TAMTAM's Island, which ran earlier this week, was delightful child's play, a miniature story of heroic struggle and quest that eschewed conventional illusion by letting us see the "puppeteers" throughout. The Dutch company's breathtaking Obstacles is almost entirely different, though, it shares the earlier show's visual and thematic preoccupation - humanity's relationship with landscape - and a single recognisable word: "mama".
Obstacles is ostentatiously cinematic, with all the action taking place in a little screenshaped space cut out of a large black board. Within it, astonishing effects of light, music, sound and movement turn mundane objects into figures in an episodic - even disjointed - history of life.

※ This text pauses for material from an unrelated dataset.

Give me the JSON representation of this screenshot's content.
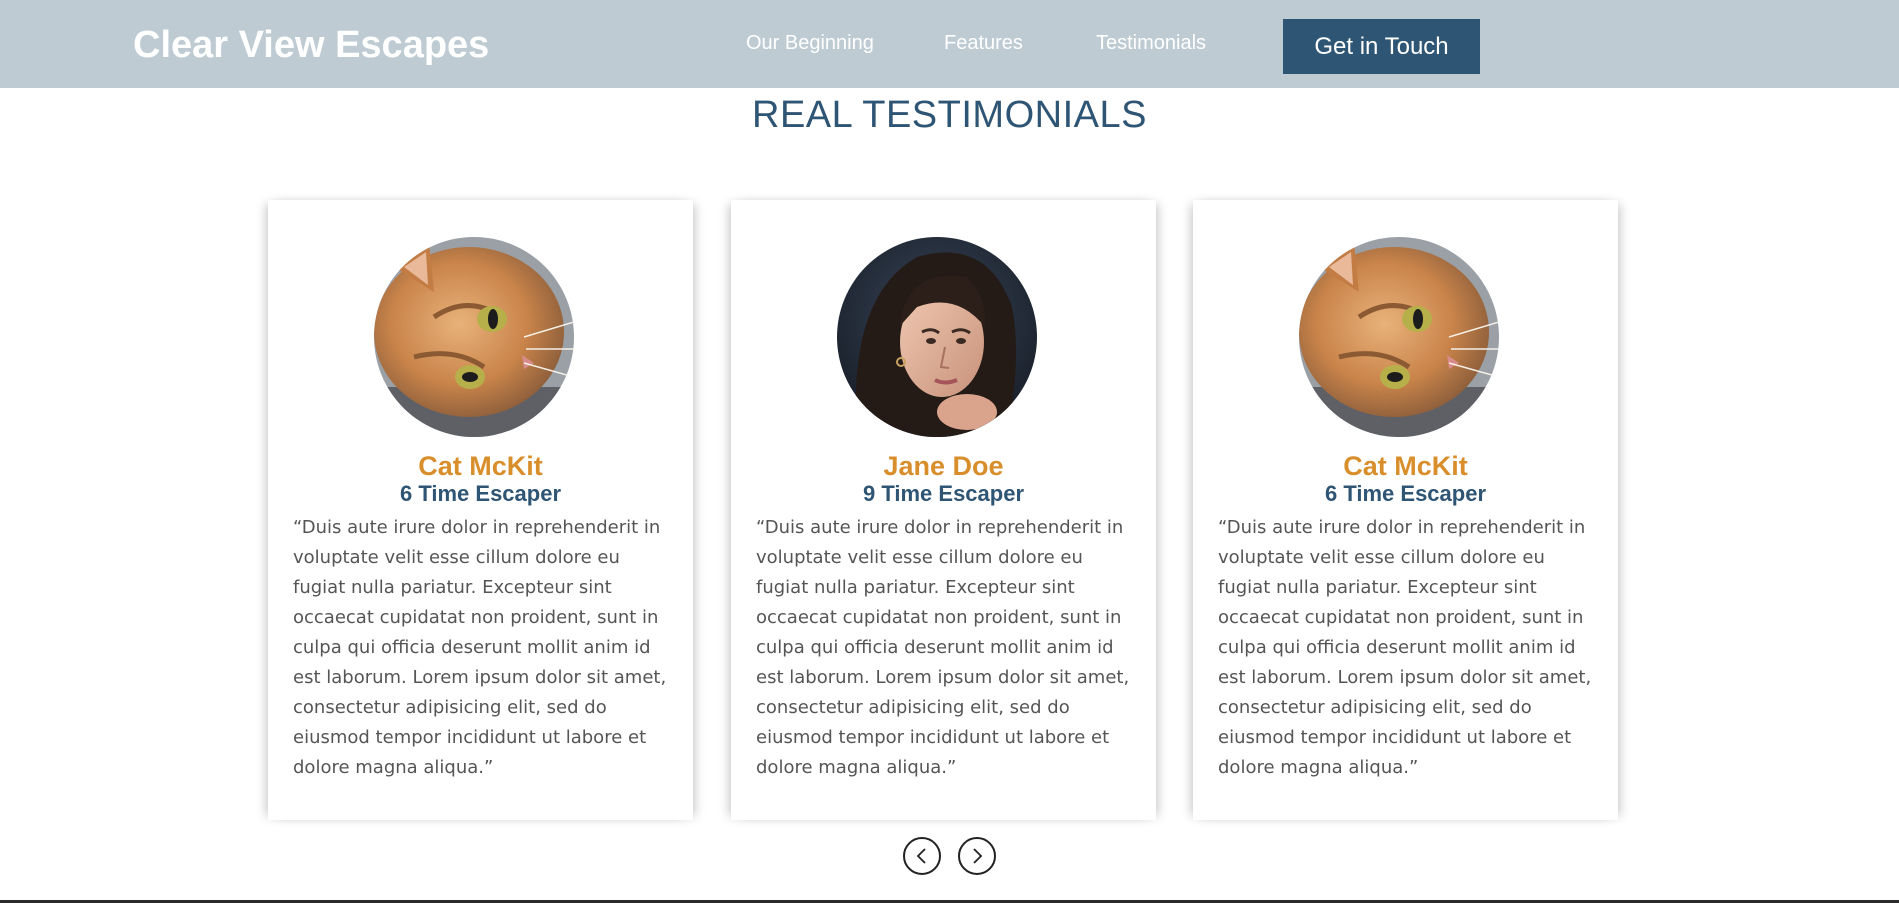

In spite of the ladder on the "stage" at the start, this wordless version of evolution has little to do with ascent. Instead, it's grimly cyclical, running from primordial slime to post apocalyptic primordial desert. Much of the content may be lost on the eight year olds in the audience, but they'll enjoy moments, of stark humour and startling imagination; anyway, drifting in and out of a play is a perfectly valid childhood pleasure.
Don't believe the publicity stuff about mankind not playing "the leading part" in this story. Yes, half the show's hour dips happily into biological issues such as predation, sexual reproduction, ice ages, the relationship between insects and flowering plants but even that, is "stage managed" by two little human figures beloved by the audience.
The rest is not about life's evolution at all; it's a whirl wind tour - complete with flash camera - of human culture and society, culminating, in that catastrophic ecological punchline. But don't get hung up on the familiar message; just enjoy this beautiful, astonishing piece of mini theatre.